While privatization of security enables the business sector to take care of itself, the GHRA stated, the cost of electronics, security firms and guard services further distances the well-off from the population in general. 

“Nor can security as a national and public service be out-sourced to an unaccountable private sector. Moreover, with a much larger volume of money now moving through the society (hence the wedding gifts) accountable policing is becoming a more urgent requirement,” it contended.
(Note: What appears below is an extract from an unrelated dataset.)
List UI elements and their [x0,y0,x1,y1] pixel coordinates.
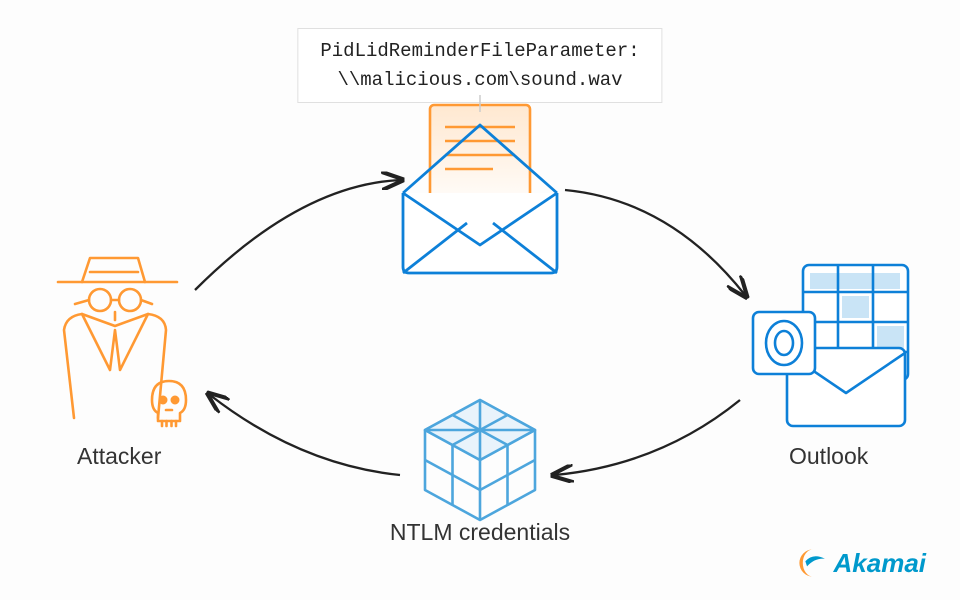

Stressing that a reformation process was needed and the GHRA made recommendations thus: 

“Develop a comprehensive reform programme to be promoted as a single package rather than something palatable to political parties. Make overcoming the militaristic view of police functions a major priority of the reform programme. Police service must be delivered in inclusive partnership with communities with maximum delegation of authority and make proposals to ensure independent professional scrutiny of policing services rather than rely on an internal Office of Professional Responsibility,” the statement proposed.

“Make recommendations with respect to management of public order events that impose exceptional demands on police resources. Create an oversight body by bi-partisan agreement to ensure broad-based receptivity of the commission. Along with technically-qualified people, membership of the commission must include persons with the energy and inclination for consulting widely in an active outreach programme, not sitting behind closed doors,” it added.